Las vigilancias se tradujeron en numerosas actas de aprehensión a toxicómanos en posesión de hachís nada más abandonar el inmueble, con la particularidad de que en varias ocasiones los clientes confesaron a los agentes la procedencia de la mercancía, como es el caso de dos menores, uno de los cuales incluso señaló que la droga se la había vendido 'Turrozo', alias por el que es conocido Saturnino, si bien ambos testigos se desdijeron en el juicio de haber suministrado esa información.

LA CONEXIÓN MARROQUÍ

En otra ocasión, la policía llegó a presenciar en plena calle cómo ambos hermanos realizaban un pase de droga a una joven, aunque no se tuvo conocimiento de quiénes actuaban como principales abastecedores de los tres sospechosos hasta que el 8 de febrero de 2011 aparecieron en escena a bordo de un Seat Ibiza Blanco Tahar B.H, quien permanece prófugo de la Justicia, y Mohamed E, quienes hicieron a los primeros una entrega de hachís a cambio de 400 euros.

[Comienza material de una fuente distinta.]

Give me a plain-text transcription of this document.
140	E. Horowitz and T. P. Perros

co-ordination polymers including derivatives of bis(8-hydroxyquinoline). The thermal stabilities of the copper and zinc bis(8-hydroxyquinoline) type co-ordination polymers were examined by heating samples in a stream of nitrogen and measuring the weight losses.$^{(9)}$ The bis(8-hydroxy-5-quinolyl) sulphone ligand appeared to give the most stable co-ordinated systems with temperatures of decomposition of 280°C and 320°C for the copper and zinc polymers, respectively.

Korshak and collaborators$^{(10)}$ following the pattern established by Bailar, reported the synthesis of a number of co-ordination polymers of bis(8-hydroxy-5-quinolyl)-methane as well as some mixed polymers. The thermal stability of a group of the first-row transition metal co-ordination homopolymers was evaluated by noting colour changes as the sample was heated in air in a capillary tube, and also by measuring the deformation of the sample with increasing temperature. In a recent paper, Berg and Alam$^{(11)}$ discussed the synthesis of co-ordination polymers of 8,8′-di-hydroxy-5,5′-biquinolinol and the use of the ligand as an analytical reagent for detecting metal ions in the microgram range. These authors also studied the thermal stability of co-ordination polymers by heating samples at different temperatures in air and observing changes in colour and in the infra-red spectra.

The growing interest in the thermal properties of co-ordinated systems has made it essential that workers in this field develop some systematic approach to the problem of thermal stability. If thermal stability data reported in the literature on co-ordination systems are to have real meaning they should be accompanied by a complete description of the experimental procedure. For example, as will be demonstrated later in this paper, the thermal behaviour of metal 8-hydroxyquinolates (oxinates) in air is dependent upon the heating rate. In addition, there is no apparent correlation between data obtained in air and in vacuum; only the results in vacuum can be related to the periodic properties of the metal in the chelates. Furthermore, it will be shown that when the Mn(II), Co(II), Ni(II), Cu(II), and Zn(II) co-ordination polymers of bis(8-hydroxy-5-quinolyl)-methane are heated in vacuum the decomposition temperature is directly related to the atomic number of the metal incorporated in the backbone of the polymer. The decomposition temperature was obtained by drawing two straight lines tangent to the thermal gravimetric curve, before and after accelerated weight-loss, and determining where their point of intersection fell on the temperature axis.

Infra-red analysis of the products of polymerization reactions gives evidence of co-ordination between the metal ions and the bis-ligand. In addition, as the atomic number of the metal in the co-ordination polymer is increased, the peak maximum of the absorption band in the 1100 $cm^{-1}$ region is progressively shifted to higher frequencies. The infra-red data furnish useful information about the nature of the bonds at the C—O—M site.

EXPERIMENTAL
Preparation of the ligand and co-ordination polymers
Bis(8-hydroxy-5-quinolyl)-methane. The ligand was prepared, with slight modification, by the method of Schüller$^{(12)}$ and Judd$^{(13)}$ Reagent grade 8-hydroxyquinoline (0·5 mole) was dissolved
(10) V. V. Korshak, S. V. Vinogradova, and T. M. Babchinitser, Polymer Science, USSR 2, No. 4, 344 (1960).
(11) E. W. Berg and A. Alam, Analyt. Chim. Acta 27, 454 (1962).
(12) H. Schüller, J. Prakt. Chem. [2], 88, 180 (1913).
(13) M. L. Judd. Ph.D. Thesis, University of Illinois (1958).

El dispositivo policial condujo más tarde, el 25 de marzo de ese año, a la detención en la calle Cádiz de Valladolid de un joven afincado en Palencia, Absalón P.R, a quien se intervinieron 308 gramos de hachís que, supuestamente, le habían entregado minutos antes Tahar y Mohamed, aunque estos últimos, por motivos operativos, no pudieron ser interceptados entonces.

Sin embargo, a la detención del vecino de Palencia seguirían las del resto de acusados y la incautación de un total de 13 kilos de hachís tras registrar una casa en Valdestillas donde vivía Abderrahman E.A.H, donde fueron hallados 11.870 gramos de esta sustancia ocultos bajo un zócalo en la cocina y en el cuarto de calderas, y hacer lo propio con los pisos de Tahar y Mohamed en las calles Farnesio y Vegafría, respectivamente, donde la policía, por el mismo orden, de incautó de otros 99,66 y 497 gramos.